NLRB Increases Scrutiny of Workplace Rules
In its recent Stericycle decision, the National Labor Relations Board (NLRB) modified its framework for evaluating whether employer work rules that do not expressly restrict employee Section 7 activity are unlawful under Section 8(a)(1) of the National Labor Relations Act (NLRA). In doing so, it overruled the Board’s decision in Boeing, which used a balancing approach to evaluate work rules. In place of Boeing, the Board’s ruling restored and modified the Lutheran Heritage framework to create a new threshold for interpreting challenged work rules. We anticipate that, like the Lutheran Heritage framework, the new Stericycle test will lead the Board to scrutinize even routine employer rules with exacting precision and will lead to an increase in litigation, and headaches, for employers.

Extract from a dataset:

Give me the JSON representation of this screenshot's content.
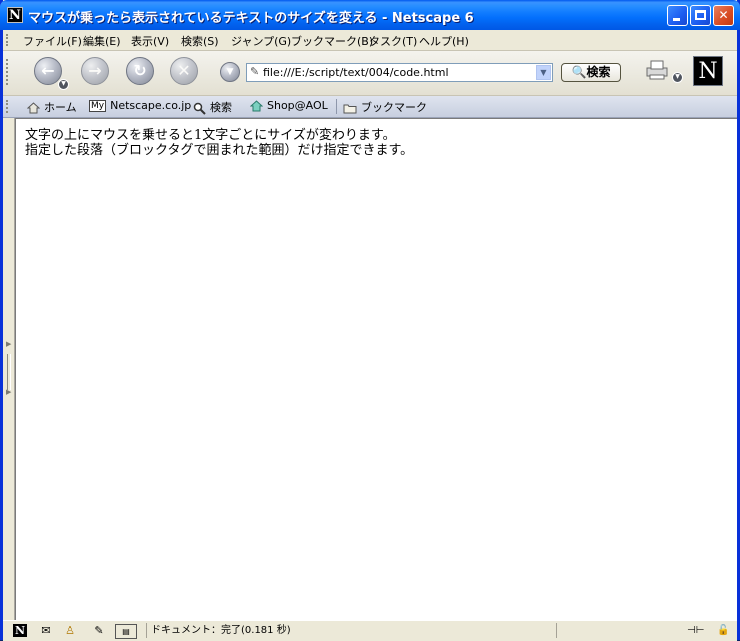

ANALYZING WORK RULES: PRE-STERICYCLE CASES
Under the now-overruled Boeing standard, the Board balanced employer interests with employee interests and applied a categorical classification system for evaluating workplace rules. The scrutiny placed on work rules depended on whether it fell into one of three types: rules that were always lawful to maintain (e.g., insubordination or non cooperation), rules that were always unlawful to maintain (e.g., express prohibitions on discussing working conditions), and rules that could be lawful depending on the circumstances in a given workplace (e.g., media relations). In the new Stericycle decision, the Board found that Boeing gave too much weight to employer interests and too little weight to the effect overbroad work rules may have on chilling an employee’s decision to engage in Section 7 activity.
THE BOARD'S NEW STERICYCLE STANDARD FOR ANALYZING WORK RULES
In Stericycle, the Board reverted to and then modified the standard that existed prior to Boeing, the Lutheran Heritage test. Under Lutheran Heritage, work rules were illegal if a worker could “reasonably construe” them to infringe NLRA rights. Under the newly modified Stericycle standard, the Board will first assess whether a challenged work rule has a “reasonable tendency” to chill employees from exercising their Section 7 rights. Then, if the “economically dependent employee” can reasonably interpret a rule to restrict Section 7 activity, the rule will be presumptively unlawful. This will be the case even if the rule could also reasonably be interpreted not to restrict Section 7 rights.
If the employee can make this initial showing, the employer may prove that the rule advances legitimate and substantial business interests and that it is unable to advance that interest with a more narrowly tailored rule. The modified standard returns to a case-by-case approach that depends on the specific language of particular rules and the employer interests actually invoked to justify them. The stated goal is to ensure employers do not maintain unlawfully overbroad work rules that have a reasonable tendency to chill employees from exercising their statutory rights. In practice, though, previous Lutheran Heritage case law suggest employers may have a difficult time meeting the Board's affirmative defense.
Among others, the new standard will be applied to confidentiality, civility, social media, and anti-harassment policies, and it will be applied retroactively to all pending cases at any stage of litigation. It does not, however, disturb doctrines covering work rules that address union solicitation or distribution.
Ultimately, the Board’s latest decision places a heavy burden on employers. It heightens the restrictions on an employer’s ability to implement work rules regulating neutral workplace conduct. Once again, therefore, employers need to review the current language of their work rules to ensure compliance under the Board's ever-evolving standards.